Friday, March 6, 2009

Colors for Terminal Apps

This has been in my plans for a long time, but i had trouble learning how to do colored output in terminals correctly. I asked people, i googled, looked at terminfo, ncurses, but still could not find a satisfactory answer. So i started to look at other non-curses terminal apps, and i stopped already at the first one: git.

#include <unistd.h>
#include <stdlib.h>
#include <string.h>

bool has_colors()
{
if (::isatty(STDOUT_FILENO))
{
char *term = ::getenv("TERM");
if (term && ::strcmp(term, "dumb"))
return true;
}
return false;
}


This (translated to a C/C++ hybrid) is all that git (and now also zypper :O) does to detect the color capability of the stdout. stout must be a terminal, and the TERM environment variable must not be "dumb". The idea is that most color-capable terminals understand the ISO 6429 (former ANSI) color control sequences, and if the above check fails for your terminal, you can configure git (and soon zypper :O) to never or always use colors (or set the TERM to "dumb").

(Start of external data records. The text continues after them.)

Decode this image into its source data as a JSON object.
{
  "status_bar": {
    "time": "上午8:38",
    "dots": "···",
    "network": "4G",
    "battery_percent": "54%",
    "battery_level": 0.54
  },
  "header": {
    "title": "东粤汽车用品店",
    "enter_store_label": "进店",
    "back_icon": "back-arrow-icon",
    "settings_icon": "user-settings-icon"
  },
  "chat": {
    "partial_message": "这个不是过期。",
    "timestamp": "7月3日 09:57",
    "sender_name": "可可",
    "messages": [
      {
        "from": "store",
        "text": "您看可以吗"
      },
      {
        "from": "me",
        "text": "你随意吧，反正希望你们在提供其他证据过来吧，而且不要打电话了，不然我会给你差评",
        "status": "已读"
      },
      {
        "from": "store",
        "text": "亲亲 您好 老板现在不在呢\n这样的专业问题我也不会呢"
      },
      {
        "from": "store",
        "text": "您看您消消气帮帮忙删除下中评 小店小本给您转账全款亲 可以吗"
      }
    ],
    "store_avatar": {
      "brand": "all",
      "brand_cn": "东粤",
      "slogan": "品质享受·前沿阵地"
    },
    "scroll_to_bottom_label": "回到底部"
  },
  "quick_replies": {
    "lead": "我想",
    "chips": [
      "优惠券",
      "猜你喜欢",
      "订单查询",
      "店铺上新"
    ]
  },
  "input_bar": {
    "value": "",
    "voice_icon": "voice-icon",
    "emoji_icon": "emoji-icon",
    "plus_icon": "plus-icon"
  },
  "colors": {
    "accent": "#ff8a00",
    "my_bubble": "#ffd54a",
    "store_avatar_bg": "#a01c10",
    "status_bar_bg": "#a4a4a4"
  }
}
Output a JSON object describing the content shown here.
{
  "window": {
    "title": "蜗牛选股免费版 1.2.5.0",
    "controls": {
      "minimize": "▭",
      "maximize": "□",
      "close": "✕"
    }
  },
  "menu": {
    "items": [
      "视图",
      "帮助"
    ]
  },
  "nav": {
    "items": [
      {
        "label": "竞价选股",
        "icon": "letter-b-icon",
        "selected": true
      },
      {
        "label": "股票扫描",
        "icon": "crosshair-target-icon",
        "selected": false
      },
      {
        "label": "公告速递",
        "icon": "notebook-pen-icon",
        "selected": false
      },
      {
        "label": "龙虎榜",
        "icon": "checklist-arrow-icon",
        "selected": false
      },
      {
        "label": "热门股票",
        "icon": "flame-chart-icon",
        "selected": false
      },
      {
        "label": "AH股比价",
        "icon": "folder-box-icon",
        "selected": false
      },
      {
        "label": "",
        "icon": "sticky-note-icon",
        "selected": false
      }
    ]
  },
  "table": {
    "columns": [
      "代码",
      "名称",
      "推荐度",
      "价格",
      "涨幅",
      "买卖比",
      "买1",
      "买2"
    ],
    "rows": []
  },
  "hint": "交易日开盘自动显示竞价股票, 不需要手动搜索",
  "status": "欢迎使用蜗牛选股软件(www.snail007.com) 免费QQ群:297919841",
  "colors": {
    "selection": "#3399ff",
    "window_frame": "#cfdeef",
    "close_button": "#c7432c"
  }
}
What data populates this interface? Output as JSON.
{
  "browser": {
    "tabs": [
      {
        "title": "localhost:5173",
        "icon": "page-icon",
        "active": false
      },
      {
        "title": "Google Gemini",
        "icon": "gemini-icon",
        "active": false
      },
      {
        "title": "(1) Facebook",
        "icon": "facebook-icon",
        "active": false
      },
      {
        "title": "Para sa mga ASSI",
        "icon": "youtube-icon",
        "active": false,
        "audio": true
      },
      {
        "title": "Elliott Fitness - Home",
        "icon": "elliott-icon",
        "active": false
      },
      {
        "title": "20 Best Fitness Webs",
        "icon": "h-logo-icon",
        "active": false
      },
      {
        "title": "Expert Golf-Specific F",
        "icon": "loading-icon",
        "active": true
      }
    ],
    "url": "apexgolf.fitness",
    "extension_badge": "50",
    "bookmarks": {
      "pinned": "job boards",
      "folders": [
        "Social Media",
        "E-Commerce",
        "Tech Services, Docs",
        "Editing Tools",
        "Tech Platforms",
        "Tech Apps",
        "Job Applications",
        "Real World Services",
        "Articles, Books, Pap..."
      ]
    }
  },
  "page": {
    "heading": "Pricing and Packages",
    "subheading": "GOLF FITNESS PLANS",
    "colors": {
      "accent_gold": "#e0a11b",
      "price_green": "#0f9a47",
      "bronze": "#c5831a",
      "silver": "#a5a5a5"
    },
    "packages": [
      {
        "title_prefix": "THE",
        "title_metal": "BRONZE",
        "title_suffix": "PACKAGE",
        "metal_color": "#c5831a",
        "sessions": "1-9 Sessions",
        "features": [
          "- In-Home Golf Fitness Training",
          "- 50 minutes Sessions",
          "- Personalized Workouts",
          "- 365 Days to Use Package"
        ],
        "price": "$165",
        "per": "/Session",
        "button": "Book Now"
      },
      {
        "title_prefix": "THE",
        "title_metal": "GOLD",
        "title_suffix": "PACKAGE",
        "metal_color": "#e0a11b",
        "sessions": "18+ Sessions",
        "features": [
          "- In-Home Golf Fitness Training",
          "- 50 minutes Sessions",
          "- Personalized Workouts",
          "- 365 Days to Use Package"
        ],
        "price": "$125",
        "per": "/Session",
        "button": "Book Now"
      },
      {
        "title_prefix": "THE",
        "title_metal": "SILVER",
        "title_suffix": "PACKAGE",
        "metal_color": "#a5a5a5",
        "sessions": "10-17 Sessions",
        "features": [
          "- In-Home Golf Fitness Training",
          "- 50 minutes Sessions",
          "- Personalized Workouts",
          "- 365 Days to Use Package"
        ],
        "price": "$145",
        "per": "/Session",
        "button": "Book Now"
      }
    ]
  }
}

Regarding terminfo, i found it hard to learn and an overkill for just printing colored text (of course, once learned it can be used in other ways, too, e.g. to move the cursor, turn off input echoing when writing passwords, etc.). Maybe some other time.

On the other hand, ncurses are nothing for an existing terminal application which already does lots of output the usual way - you would have to rewrite all the output handling using ncurses. With ncurses it is that you write your app either with or without it from the start. But you cannot switch to it later, nor mix it with standard C I/O (printf() or C++ streams (cout <<). At least that's my impression from what i've learned...

So, zypper is now (since 1.1.0) a bit less boring, with colors :O) The idea is to print normal messages and progress in darker color, highlight important messages like results, warnings, errors, and color some special stuff, e.g. in install summary, default options in prompts, and so on. And it should be configurable, so that anybody can adapt it to his or her terminal background and text color. I'll write more about that once it's done.